The Central Bank of Nigeria (CBN) has announced an expansion of its non-oil export rebate scheme to include more sectors, aiming to increase dollar inflows in the face of declining oil production.
The updated scheme will provide naira incentives to exporters of primary goods or raw materials that repatriate dollars, encouraging them to export more.
According to a CBN statement, the new scheme, effective retroactively from April 1, 2023, amends the initial scheme introduced last year, which applied only to exporters of finished and semi-finished goods.
Under the revised scheme, raw material exporters will receive N25 per dollar of repatriated export earnings, while processed item exporters will get N65 per dollar.
CBN Governor Godwin Emefiele recently highlighted the progress of the export rebate regime under the ‘Race to $200 billion (RT 200)’ program.
Data reveals that repatriation due to the program increased by 40% from $3.0 billion in 2021 to $5.6 billion by the end of 2022.
In 2022, the CBN collaborated with commercial banks to incentivize exporters to repatriate their earnings, countering declining dollar inflows caused by low oil production and foreign investors avoiding the country’s restrictions on dollar outflows and multiple exchange rates.

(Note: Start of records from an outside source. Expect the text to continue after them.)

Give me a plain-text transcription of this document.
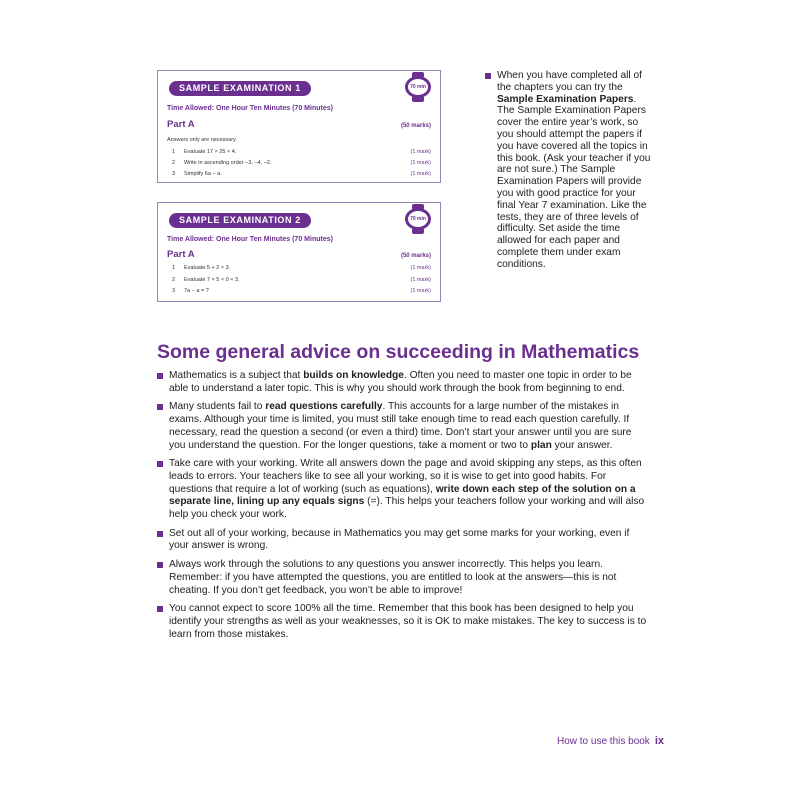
SAMPLE EXAMINATION 1	70 min
Time Allowed: One Hour Ten Minutes (70 Minutes)
Part A	(50 marks)
Answers only are necessary.
1 Evaluate 17 × 25 × 4.	(1 mark)
2 Write in ascending order −3, −4, −2.	(1 mark)
3 Simplify 6a − a.	(1 mark)
SAMPLE EXAMINATION 2	70 min
Time Allowed: One Hour Ten Minutes (70 Minutes)
Part A	(50 marks)
1 Evaluate 5 + 2 × 3.	(1 mark)
2 Evaluate 7 × 5 × 0 × 3.	(1 mark)
3 7a − a = ?	(1 mark)
When you have completed all of the chapters you can try the Sample Examination Papers. The Sample Examination Papers cover the entire year’s work, so you should attempt the papers if you have covered all the topics in this book. (Ask your teacher if you are not sure.) The Sample Examination Papers will provide you with good practice for your final Year 7 examination. Like the tests, they are of three levels of difficulty. Set aside the time allowed for each paper and complete them under exam conditions.
Some general advice on succeeding in Mathematics
Mathematics is a subject that builds on knowledge. Often you need to master one topic in order to be able to understand a later topic. This is why you should work through the book from beginning to end.
Many students fail to read questions carefully. This accounts for a large number of the mistakes in exams. Although your time is limited, you must still take enough time to read each question carefully. If necessary, read the question a second (or even a third) time. Don’t start your answer until you are sure you understand the question. For the longer questions, take a moment or two to plan your answer.
Take care with your working. Write all answers down the page and avoid skipping any steps, as this often leads to errors. Your teachers like to see all your working, so it is wise to get into good habits. For questions that require a lot of working (such as equations), write down each step of the solution on a separate line, lining up any equals signs (=). This helps your teachers follow your working and will also help you check your work.
Set out all of your working, because in Mathematics you may get some marks for your working, even if your answer is wrong.
Always work through the solutions to any questions you answer incorrectly. This helps you learn. Remember: if you have attempted the questions, you are entitled to look at the answers—this is not cheating. If you don’t get feedback, you won’t be able to improve!
You cannot expect to score 100% all the time. Remember that this book has been designed to help you identify your strengths as well as your weaknesses, so it is OK to make mistakes. The key to success is to learn from those mistakes.
How to use this book ix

Export Incentive Expansion: A Necessity for Nigeria’s Economy
The Central Bank of Nigeria’s decision to expand its non-oil export rebate scheme is a much-needed move for its economy.
With oil production dwindling and foreign investors shying away from Nigeria’s restrictive dollar outflow policies and multiple exchange rates, the nation must find alternative sources of foreign exchange.
The expanded scheme, which now includes exporters of primary goods and raw materials, has the potential to increase exports and, consequently, dollar inflows.
This is a proactive measure to diversify the economy and reduce reliance on oil revenues.
However, merely expanding the export rebate scheme is not enough.
The government and CBN must also address other challenges the export sectors face, such as inadequate infrastructure, lack of access to affordable credit, and bureaucratic bottlenecks.
Addressing these issues will enable a more conducive environment for exporters to thrive, ultimately boosting the nation’s economy.
The government must support and invest in non-oil sectors, especially agriculture and solid minerals, to facilitate export growth.
By doing so, Nigeria can build a more resilient and diversified economy less susceptible to the oil market’s volatility.
Did you know?
- Nigeria is the largest economy in Africa, with a GDP of $514 billion in 2021.
- The non-oil sector contributed about 91% to Nigeria’s GDP in 2021, while the oil sector contributed around 9%.
- Agriculture is the largest non-oil sector in Nigeria, accounting for about 23% of the country’s GDP.